Editor-in-Chief Farewell: Kelly Chuang

Kelly Chuang

This year has been a long effort of recalibration, of searching for a peace I’d long misplaced after the pandemic. In the chaos of a newsroom, the complete opposite of what I’d expected, I found a whole family too.

It’s an odd family — five parents, 30-something kids and 30-something aunts and uncles (not to mention 90-something grandkids) — but it’s home. We wear matching outfits to the airport, have monthly movie days and bicker and banter. A lot. This family has found new pieces of me, ones revised and refreshing; burdens I’d only experienced on my own were suddenly lifted by more arms than I could count. I walked into room 177 with myself, and I’m walking out with more love than I can carry in my body.

Photo by Lauren Poulin

It’s been a year of deadlines, crises, meetings on meetings, access to the coolest furniture in the main building, arguments, agreements, nicknames, unsolicited coffee runs, impromptu birthday celebrations, crying, piñatas, embarrassing photos immortalized on the walls and some of the best pizza of my life. Saying goodbye makes this one of the hardest pieces I have ever written.

It’s not only difficult because I’m in denial, but because there are no metaphors great enough to paint the love running through 177. There is no other room like it in my life. I’ve unlearned old, unforgiving habits of building up walls and burning myself out; this program has saved me in that way, by showing me how to trust and rely on others.

One of the individuals that has saved me the most is Sam Kimball, my 5th period Editor-in-Chief counterpart. I’ve been trained my whole life to do everything myself, to shoulder the burden of a thousand bodies. Sam has been one of few who have worked by my side through it all, willingly and with a smile always brighter than mine. He’s given me his 150 percent love, the unconditional kind, the kind I’m not used to; it was intimidating to embrace, but now I’ve come to call it a home. He’s on my team, and I’m on his, always.

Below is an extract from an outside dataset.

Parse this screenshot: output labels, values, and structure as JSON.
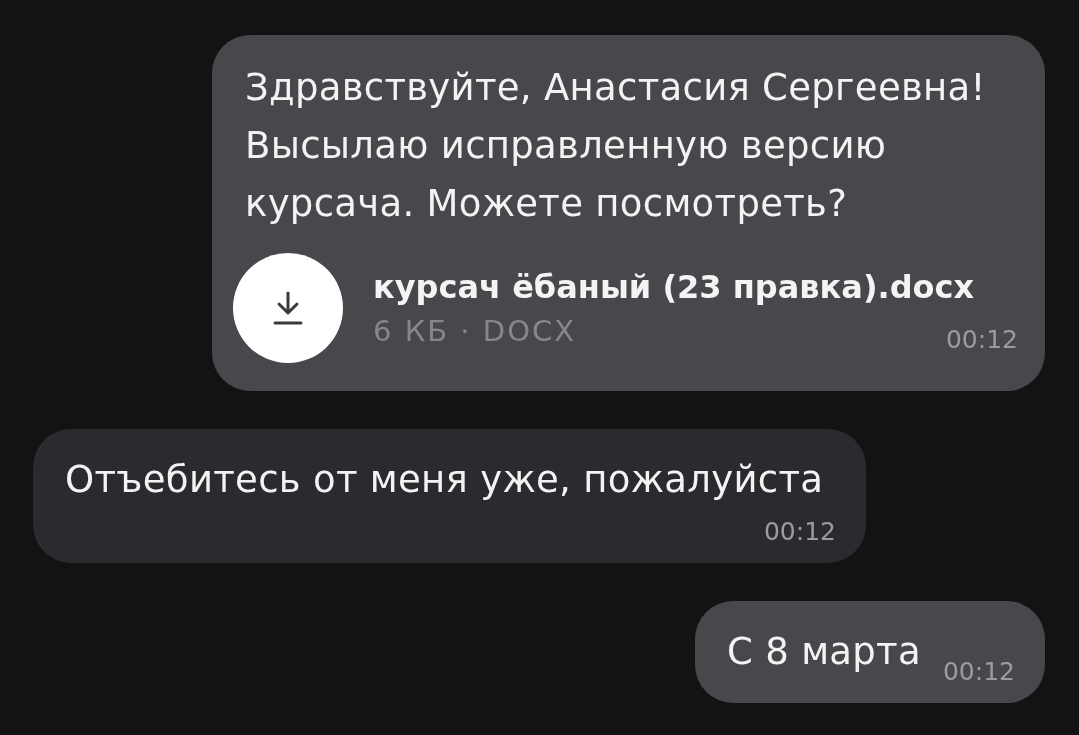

Franz Wright writes of how walking home, “for a moment/you almost believe you could start again.” If I could start Bark again, I would walk the same steps, trip on the same potholes, laugh at the same jokes and call the same friends. There’s nothing I would change about this home, this team, this family. I’ve lived beautifully these past three years, and as reluctant as I am to admit it’s over, there is no better way I would like to finish out my years as a Barkie.